Eliminating the structural budget deficit in the UK is going to take more than a prolonged period of austerity. Most people agree on this, and attempts to balance the books will take something more like a decent boost to economic growth. Of course, everyone has their own ideas about how to stimulate growth, but none of the suggestions offer sure-fire solutions - and without exception they involve spending more money just when spending is under pressure.
But boosting the pace of housing construction could be a relatively cheap and yet extremely effective way of tackling the problem, according to housebuilder
Indeed, a positive trend is already in place because, while UK GDP is flat at best, Berkeley Group alone increased its contribution to GDP by 16 per cent in 2012. Just this one housebuilder has contributed enough tax over the past five years to pay the salaries of 7,896 registered nurses. The point here is that all the housebuilders could make a much bigger contribution by increasing output, if only the conditions for doing so were more favourable. In fact, managing director of Berkeley, Rob Perrins, reckons that the group could invest 30 per cent more over the coming year if the government created the right conditions.
Mr Perrins believes that the message has already sunk in at government level, but not so much at local authority level, and this is where significant advances could be made in unlocking the key to greater growth. "Whitehall needs to get alongside local government and help them make decisions more quickly. We need local plans in place and early involvement from councillors," he added.
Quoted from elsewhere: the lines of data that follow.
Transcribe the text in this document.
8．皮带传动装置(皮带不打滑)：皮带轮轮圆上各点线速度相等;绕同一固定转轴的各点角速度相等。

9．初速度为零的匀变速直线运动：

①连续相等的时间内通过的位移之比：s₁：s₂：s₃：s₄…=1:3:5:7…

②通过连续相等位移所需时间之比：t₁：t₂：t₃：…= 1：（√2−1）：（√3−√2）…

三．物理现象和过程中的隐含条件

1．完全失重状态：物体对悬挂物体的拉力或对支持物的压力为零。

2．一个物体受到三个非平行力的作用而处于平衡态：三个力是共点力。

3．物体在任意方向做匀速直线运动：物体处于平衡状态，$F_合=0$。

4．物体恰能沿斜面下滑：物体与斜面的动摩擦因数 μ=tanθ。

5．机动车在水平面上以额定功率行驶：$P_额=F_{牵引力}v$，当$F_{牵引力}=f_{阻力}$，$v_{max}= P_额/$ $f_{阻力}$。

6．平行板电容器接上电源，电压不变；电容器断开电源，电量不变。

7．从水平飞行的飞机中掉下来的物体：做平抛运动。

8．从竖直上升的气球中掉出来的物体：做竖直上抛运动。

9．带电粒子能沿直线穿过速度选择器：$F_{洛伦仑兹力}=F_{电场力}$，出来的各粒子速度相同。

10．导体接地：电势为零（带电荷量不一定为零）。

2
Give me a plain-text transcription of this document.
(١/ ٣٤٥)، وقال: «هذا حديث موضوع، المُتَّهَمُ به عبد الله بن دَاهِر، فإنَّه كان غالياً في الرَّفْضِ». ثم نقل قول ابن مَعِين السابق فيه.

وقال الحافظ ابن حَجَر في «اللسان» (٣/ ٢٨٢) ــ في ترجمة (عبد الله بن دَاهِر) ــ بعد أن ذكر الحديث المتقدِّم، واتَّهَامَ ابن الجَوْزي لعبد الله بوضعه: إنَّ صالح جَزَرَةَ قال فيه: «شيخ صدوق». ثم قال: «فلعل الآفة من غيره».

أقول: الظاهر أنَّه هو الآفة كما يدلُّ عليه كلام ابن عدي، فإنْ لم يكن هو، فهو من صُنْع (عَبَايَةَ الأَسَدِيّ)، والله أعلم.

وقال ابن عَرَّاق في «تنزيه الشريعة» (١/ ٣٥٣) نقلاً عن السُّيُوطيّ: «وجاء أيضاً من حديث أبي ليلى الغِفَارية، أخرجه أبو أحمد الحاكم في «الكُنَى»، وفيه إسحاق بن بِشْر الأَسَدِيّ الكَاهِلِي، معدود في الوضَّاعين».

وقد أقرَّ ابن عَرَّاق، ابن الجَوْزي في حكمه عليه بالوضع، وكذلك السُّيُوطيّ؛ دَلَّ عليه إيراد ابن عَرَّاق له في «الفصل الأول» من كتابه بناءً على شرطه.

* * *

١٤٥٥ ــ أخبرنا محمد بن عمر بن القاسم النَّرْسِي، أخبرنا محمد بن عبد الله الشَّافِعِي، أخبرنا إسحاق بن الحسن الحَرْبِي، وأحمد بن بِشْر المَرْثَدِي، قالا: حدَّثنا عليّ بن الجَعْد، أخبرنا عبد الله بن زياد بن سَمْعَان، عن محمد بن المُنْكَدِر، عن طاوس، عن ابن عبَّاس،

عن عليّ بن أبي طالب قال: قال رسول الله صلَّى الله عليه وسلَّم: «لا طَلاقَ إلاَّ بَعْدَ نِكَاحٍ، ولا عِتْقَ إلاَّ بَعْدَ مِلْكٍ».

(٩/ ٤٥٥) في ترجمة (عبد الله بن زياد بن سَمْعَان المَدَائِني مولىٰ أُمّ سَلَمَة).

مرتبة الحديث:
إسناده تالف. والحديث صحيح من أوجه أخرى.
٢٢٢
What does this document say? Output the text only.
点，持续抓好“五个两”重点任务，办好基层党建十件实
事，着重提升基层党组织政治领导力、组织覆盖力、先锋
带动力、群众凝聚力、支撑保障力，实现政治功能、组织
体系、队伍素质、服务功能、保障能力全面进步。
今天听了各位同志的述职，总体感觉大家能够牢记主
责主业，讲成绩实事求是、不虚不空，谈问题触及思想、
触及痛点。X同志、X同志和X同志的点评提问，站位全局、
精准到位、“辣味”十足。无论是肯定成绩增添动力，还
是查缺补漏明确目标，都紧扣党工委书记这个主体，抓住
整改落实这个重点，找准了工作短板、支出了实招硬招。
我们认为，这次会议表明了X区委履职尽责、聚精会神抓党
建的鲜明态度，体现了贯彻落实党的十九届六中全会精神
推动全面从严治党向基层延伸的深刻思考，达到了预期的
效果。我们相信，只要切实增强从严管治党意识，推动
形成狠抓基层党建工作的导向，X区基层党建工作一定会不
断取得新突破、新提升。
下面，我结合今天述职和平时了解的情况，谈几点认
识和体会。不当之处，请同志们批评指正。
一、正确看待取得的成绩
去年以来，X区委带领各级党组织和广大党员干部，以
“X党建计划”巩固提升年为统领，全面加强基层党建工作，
And despite all the efforts to fast-track applications, it is still taking up to two years from a planning application being made to lifting the first shovel.
There are other issues that need to be addressed, notably restrictions on mortgage availability. Banks are operating under much tighter rules, and while measures such as NewBuy and Funding for Lending will go some way towards addressing the problem, there are around 2.9m potential housebuyers who cannot secure a mortgage under the current regime who would have succeeded before the credit crunch. True, mortgage lending criteria were too relaxed before the financial crisis, but arguably the opposite now applies.
However, building 240,000 houses a year would require a transformational change. After all, annual completions haven't been anything close to this for 37 years. And private construction has never been much more than 200,000 a year since records began.